Further, the media needs to play a pro-active role in materialising this entire aspect. Instead of focusing on useless questions and showy journalistic fervour, it must adopt an involved and stirring debate. In all the protest meetings i went to, invariably the entire gamut of electronic media was engaged in this emotional and sentimental rendering of the protest venue and atmosphere. This needs to change. As members going out to lend support to the movement instead of appearing as mere props to the TRP boosting coverage, one can take charge of actually utilising the space to shift the perspective of the mob hysteria to an involved and a healthy debate.
Anna's fast is totally in the democratic spirit. Just as one has the right to freely abuse him in a press conference on really shoddily investigated allegations and unchecked verbal diarrhea of totally unparliamentary language, Anna or anyone for that matter has the democratic right to stage protest in any form. More so, because in a historical context when voices of dissent to the governmental structure and policies are met with callous and indifferent ears and at times with rampant , violent and unaccounted force and coercion, one needs to put a stern and inflamed foot forward to assert a position, especially on an issue that has unprecedented support across parties, ideologies etc. etc. Hence, the fact that Anna has emerged as a national crusader for a strong Lokpal needs to be respected and supported by all.
It is necessary to note that in the case of corruption in a country as populous, as large and as diverse as ours, a foolproof mechanism to tackle the same within a structural model is next to impossible. But to leave hope or to rubbish the efforts is indifferent and irresponsible too. Also, the hypocritical optimism behind the whole movement as a sure shot way to eliminate the menace from the roots needs to be clipped for a sane and balanced assessment of the status quo . Let us realise that the Jan Lokpal Bill can at the maximum be a preventive or a curative step to better the existing system and not a constructive one to build a new one. Despite all fair claims of hope, at the end of the day self custody, self restraint, self morality and individually strong moral conscience would decide what kind of an order we wish to be a part of.

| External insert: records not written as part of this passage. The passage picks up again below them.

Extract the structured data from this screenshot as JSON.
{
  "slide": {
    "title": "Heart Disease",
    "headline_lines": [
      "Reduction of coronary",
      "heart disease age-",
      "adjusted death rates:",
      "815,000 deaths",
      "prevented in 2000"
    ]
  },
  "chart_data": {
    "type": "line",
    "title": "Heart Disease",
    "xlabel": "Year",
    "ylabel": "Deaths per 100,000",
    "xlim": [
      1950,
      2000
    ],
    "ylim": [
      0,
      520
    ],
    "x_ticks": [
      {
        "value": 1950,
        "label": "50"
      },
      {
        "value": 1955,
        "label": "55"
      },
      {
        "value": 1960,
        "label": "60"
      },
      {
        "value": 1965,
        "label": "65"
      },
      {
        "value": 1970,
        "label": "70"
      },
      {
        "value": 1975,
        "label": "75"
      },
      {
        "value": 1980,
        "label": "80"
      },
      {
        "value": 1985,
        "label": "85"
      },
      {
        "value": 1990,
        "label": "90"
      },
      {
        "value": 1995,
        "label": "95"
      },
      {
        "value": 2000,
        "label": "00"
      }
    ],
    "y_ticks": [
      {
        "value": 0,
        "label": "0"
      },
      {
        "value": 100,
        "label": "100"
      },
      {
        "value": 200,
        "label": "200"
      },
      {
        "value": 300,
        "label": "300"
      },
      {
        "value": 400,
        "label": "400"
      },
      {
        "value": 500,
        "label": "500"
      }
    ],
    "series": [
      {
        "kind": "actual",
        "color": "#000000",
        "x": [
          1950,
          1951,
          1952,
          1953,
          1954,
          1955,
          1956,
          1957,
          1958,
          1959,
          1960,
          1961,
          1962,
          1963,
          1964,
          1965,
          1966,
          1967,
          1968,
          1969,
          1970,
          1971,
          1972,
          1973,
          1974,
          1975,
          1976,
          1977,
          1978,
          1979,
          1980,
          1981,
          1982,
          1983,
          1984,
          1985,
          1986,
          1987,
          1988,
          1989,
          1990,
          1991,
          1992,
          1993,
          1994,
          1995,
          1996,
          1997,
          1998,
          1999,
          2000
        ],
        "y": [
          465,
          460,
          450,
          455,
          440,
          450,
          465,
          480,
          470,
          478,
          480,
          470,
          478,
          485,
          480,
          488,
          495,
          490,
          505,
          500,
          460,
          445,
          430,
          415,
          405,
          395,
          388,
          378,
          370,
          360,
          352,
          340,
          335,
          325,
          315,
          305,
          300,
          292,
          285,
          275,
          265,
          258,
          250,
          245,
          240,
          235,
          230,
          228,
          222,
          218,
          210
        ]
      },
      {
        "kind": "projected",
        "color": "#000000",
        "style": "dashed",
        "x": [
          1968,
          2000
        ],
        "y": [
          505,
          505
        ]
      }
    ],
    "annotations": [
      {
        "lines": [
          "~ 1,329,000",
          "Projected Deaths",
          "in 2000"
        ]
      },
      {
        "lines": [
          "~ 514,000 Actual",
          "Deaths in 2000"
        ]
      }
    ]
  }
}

On August 17 when i moved out to register my presence at the Chhatrasal Stadium, a seven-year old girl old girl in my locality said to her mom, "Anna baba ko arrest kar liya hai."
I stopped and asked her, "Who is Anna?"
She said, "Gandhi ji".
I pushed further,"Kyun arrest kiya?"
She replied, "Kyunki TV mein keh rahe hain ki woh lad rahe hain?"
I continued," Toh accha hai na, ladna toh galat baat hai. Police ne toh sahi kiya."
She disagreed with emphatic shaking of her head, Nahi nahi didi, woh keh rahe hain ki sab cheezon ki mehngai kam karo. Toh ye toh achha kam hai."
The cynic in me could merely smile at her innocent yet apt grasp of the happenings. I had the courage for the first time to say "Amen" to her last words.